When a war against a word becomes a de facto national religion, we as a people approve of or overlook foreign policy actions and frameworks for action that are counterproductive to our real security and quality of life needs, as well as wholly incompatible with our shared principles. The Contras are may be the most bizarrely sinister example. Suharto in
Indonesia, the House of Saud, even Hussein himself, the list of rotten friends we've had goes on and on.

 

Anticommunism justified the overthrow of democratically elected governments in our own hemisphere, funded by our own CIA, and aided by our own Army Rangers. The people chose to look the other way en masse, that being a preferable alternative to risking a regional outbreak of the great ism disease of the day. Anticommunism was the disease, not tiny Central American countries that wanted to mix state planning into their nascent economies (as we still do today, in the form of tariffs and subsidies that would be unthinkable in the developing world).


The
Soviet Union was a real threat to the United States, as was the possibility of losing the trade and friendship of Western Europe. But a monolithic ideology was never really the problem. Communism, as set of beliefs and not as just a concrete, human government, was a problem faced by the people of the Soviet Bloc themselves. They got over it.

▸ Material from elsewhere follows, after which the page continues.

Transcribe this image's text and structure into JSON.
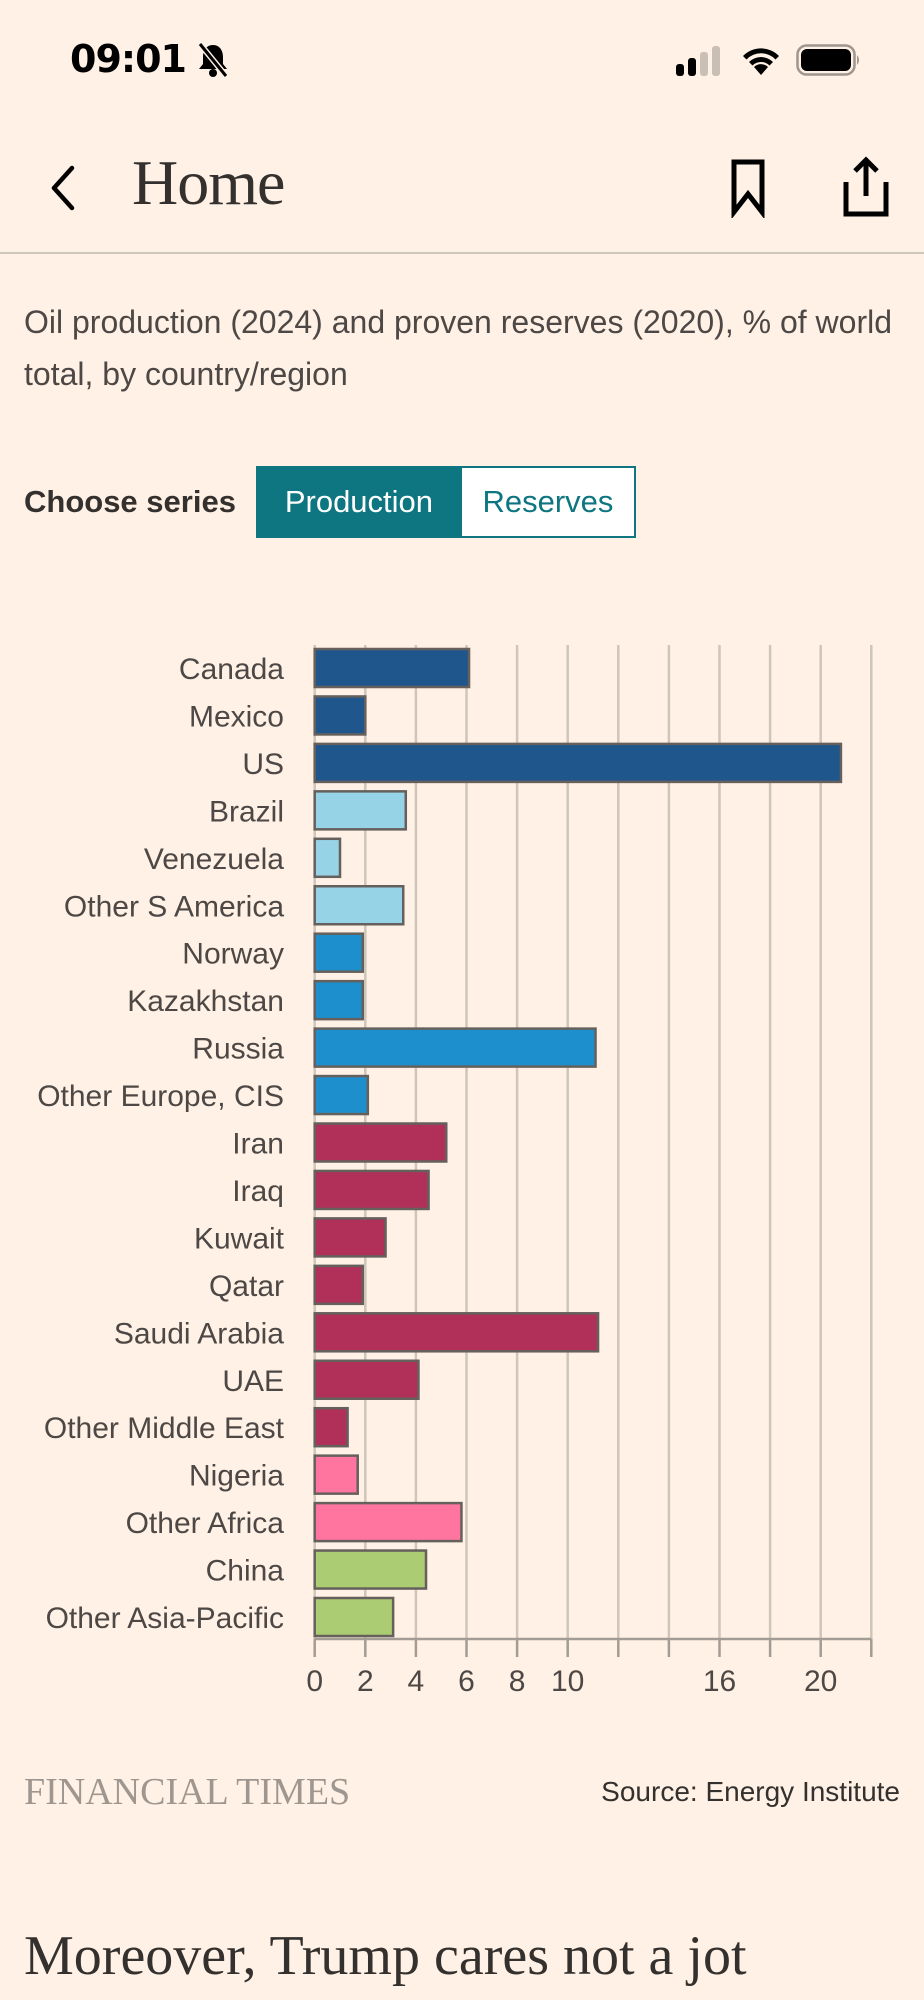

This new ism is all the more powerful, because we in effect created it. The word gets to mean whatever is politically expedient.  Already, special legislation and task forces in
California were used by police to target non-violent protestors under Antiterrorist laws.  Ari Fleischer has suggested that all who ask questions are aiding terrorists.  And of course, we all know, the War on Terrorim boils down to the basic, self-fulfilling truth that “you’re either with us or against us.”

 

There will be mistakes.  There will be over-exertions of vigilance and politicization of process.  There will be victims.  And this time around, they can be rounded up secretly and executed in Cuba instead of grilled in an open session of Congress. "Terror" permeates our national language, and the blurry edges of its definition appear to be spreading slowly, like a stain on the fabric of our shared culture and institutions.